Di bawah asuhan Oliver Glasner, Crystal Palace menjadi tim yang lebih struktural dan disiplin secara taktik. Sistem ini kerap membatasi ruang gerak pemain kreatif seperti Eberechi Eze yang tumbuh dari insting dan improvisasi. Namun, justru di tengah kekakuan inilah ia berhasil menunjukkan keistimewaannya.
Meskipun bukan pemain sempurna dalam skema Glasner, Eze tetap bersinar. Sang pelatih sendiri mengakui, musim ini menjadi musim yang aneh dan kurang beruntung bagi Eze, terutama karena sejumlah golnya dianulir, peluang terkena tiang, dan beberapa cedera ringan. Namun setiap kali Eze mendapatkan kebebasan, ia selalu menyumbang momen magis.
Testimoni rekan setim dan pelatih memperkuat posisi Eze sebagai pemain kunci. Marc Guehi menyatakan, Eze menjadi salah satu pemain yang terbaik di tim, dan kontribusinya terlihat nyata. Dalam laga semifinal Piala FA melawan Aston Villa, ia mencetak 1 gol dan 1 assist. Ini membuktikan dirinya tetap mampu memainkan peran krusial meski hanya bermain 75 menit.
Final di Wembley menjadi bukti sahih dari kapasitas Eze dalam mencetak momen bersejarah.
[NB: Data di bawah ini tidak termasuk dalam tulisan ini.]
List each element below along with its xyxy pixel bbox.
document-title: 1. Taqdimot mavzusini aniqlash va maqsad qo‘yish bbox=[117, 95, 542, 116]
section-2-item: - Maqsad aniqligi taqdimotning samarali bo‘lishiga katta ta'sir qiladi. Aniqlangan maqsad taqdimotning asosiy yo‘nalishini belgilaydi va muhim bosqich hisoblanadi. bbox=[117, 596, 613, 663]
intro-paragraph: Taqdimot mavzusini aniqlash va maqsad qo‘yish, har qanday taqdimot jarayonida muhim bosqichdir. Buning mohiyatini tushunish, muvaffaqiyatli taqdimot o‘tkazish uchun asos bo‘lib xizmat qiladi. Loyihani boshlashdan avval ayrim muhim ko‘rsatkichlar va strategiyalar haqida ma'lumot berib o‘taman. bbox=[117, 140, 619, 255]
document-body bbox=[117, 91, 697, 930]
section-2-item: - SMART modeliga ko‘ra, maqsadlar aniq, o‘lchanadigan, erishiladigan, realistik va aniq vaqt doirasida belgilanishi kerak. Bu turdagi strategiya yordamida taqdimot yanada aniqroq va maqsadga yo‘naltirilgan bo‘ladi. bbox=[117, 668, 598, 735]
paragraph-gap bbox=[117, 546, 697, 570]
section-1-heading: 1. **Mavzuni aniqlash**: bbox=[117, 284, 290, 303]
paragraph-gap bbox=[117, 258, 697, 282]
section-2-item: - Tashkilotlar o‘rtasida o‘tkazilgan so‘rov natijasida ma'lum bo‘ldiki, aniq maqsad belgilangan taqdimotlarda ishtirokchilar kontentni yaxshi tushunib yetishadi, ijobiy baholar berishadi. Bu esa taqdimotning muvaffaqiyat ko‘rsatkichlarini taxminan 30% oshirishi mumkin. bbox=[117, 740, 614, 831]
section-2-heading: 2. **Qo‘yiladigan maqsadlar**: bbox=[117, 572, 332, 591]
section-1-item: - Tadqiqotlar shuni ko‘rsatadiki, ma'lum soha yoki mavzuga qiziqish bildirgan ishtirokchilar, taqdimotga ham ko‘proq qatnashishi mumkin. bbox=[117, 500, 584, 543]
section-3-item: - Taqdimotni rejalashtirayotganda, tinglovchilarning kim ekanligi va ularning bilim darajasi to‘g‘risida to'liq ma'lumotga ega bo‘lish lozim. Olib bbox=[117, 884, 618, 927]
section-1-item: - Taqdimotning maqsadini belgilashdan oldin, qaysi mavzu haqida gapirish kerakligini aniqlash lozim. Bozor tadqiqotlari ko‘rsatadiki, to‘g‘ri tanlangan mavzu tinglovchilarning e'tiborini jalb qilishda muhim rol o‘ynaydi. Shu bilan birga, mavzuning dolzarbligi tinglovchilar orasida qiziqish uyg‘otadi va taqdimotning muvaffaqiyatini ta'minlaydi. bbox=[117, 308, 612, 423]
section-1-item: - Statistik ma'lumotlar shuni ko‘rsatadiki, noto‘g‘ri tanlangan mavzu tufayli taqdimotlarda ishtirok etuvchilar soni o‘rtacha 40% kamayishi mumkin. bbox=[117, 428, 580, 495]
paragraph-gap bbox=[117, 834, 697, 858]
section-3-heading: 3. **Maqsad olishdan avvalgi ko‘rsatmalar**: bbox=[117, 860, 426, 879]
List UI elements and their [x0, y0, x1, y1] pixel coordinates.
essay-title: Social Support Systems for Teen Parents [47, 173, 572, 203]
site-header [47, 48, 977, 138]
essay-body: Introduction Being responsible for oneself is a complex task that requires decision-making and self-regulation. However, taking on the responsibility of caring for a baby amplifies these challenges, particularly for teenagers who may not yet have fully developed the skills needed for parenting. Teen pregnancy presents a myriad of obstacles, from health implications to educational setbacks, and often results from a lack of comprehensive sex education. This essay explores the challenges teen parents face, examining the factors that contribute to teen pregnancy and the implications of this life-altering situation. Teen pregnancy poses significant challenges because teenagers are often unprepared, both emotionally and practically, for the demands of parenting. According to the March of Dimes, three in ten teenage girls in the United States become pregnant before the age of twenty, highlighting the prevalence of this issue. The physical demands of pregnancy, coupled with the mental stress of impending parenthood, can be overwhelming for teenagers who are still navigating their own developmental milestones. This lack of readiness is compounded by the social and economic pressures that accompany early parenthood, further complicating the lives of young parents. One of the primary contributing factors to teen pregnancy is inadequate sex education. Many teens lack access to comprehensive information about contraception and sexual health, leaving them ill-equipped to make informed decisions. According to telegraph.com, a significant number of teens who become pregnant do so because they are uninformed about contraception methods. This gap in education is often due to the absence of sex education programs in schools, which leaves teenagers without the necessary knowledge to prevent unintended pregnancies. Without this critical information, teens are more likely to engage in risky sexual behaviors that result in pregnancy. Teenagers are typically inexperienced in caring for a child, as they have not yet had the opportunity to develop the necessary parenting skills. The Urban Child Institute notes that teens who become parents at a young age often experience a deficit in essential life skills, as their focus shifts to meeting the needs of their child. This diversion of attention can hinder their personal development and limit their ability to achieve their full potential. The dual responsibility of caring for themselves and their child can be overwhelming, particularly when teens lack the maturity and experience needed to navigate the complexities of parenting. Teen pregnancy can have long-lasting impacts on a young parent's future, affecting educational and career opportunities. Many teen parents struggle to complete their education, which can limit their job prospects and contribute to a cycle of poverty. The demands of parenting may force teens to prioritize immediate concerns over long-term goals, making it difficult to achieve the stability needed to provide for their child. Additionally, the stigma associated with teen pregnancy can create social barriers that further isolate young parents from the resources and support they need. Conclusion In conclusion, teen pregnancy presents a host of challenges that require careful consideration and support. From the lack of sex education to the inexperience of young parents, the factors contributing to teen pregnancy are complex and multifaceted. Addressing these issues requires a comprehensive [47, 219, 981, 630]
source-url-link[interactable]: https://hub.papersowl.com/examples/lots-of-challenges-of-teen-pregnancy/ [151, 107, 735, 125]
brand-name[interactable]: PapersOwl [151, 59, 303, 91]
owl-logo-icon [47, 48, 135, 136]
Sepakan terarahnya menyambut umpan Daniel Munoz pada menit ke-16 membuat Palace unggul atas Manchester City dan bertahan hingga peluit akhir laga. Dalam sistem taktis Glasner yang ketat, Eze adalah pengecualian yang tak tergantikan.
Di Premier League, meskipun The Eagles merupakan tim papan tengah, Eze tampil konsisten menghadapi lawan berat. Ia mampu mencetak gol melawan Arsenal, Manchester City, Nottingham Forest, hingga Aston Villa. Hal ini semakin menegaskan ia telah melampaui label bintang di tim papan tengah sebagai pemain penting dalam laga-laga besar.